Mohs Surgery

Mohs surgery is a highly effective, specialized technique for removing skin cancers. The technique was developed in the 1930s by Dr. Frederick Mohs at the University of Wisconsin and is now practiced throughout the world. Mohs surgery differs from other forms of skin cancer treatment in that it allows for the immediate and complete microscopic examination of the removed cancer tissue so that all roots and extensions of the cancer can be eliminated. Mohs surgery has the highest reported cure rate of all treatments for skin cancer.

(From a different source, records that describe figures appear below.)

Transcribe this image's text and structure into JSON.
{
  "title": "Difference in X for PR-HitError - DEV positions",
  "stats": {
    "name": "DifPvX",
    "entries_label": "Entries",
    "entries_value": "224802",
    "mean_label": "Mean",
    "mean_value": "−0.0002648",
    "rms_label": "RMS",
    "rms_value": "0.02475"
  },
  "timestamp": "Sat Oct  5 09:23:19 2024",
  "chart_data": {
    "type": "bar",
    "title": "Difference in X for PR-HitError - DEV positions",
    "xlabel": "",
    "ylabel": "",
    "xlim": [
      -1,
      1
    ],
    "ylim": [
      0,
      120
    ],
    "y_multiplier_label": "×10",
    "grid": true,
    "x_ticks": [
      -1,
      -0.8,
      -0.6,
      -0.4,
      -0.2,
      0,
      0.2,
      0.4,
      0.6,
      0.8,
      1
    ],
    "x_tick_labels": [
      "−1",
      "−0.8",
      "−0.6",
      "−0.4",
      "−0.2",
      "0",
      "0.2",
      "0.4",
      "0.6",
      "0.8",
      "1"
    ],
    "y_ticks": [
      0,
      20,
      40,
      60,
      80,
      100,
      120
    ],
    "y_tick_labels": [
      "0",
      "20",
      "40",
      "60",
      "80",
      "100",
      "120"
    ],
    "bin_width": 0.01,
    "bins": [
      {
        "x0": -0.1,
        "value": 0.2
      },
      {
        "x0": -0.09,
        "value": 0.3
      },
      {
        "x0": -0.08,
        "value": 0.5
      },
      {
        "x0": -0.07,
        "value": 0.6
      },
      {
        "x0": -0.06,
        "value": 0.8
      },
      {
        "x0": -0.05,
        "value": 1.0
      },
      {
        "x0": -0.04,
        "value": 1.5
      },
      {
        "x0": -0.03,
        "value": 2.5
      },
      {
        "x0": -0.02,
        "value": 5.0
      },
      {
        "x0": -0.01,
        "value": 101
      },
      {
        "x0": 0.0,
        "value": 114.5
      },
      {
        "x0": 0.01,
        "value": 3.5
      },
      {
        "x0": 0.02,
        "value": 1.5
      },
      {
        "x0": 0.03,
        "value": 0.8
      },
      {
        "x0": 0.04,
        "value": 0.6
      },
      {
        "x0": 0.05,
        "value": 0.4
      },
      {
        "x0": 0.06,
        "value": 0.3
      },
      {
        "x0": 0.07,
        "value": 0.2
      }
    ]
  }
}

Treating all skin cancers with Mohs surgery is not necessary. Mohs surgery is reserved for skin cancers that grow back after previous treatment, cancers that are at high risk of recurring or for cancers that are located in cosmetic areas where preservation of the maximum amount of normal skin is important.

How is Mohs surgery done?

There are three steps involved in Mohs surgery:

  1. The skin is made completely numb using a local anesthetic. The visible cancer is removed with a thin layer of additional tissue. This only takes a few minutes and the patient may then return to the waiting room.
  2. The specimen is color coded to distinguish top from bottom and left from right. A technician freezes the tissue and cuts very thin slices from the entire edge and undersurface. These slices are placed on microscope slides and stained for examination under the microscope. This is the most time consuming part of the procedure, often requiring 45 minutes or more to complete.
  3. The doctor then carefully examines the slides under the microscope. The entire undersurface and all edges are examined. All microscopic roots of the cancer can thus be precisely identified and pinpointed.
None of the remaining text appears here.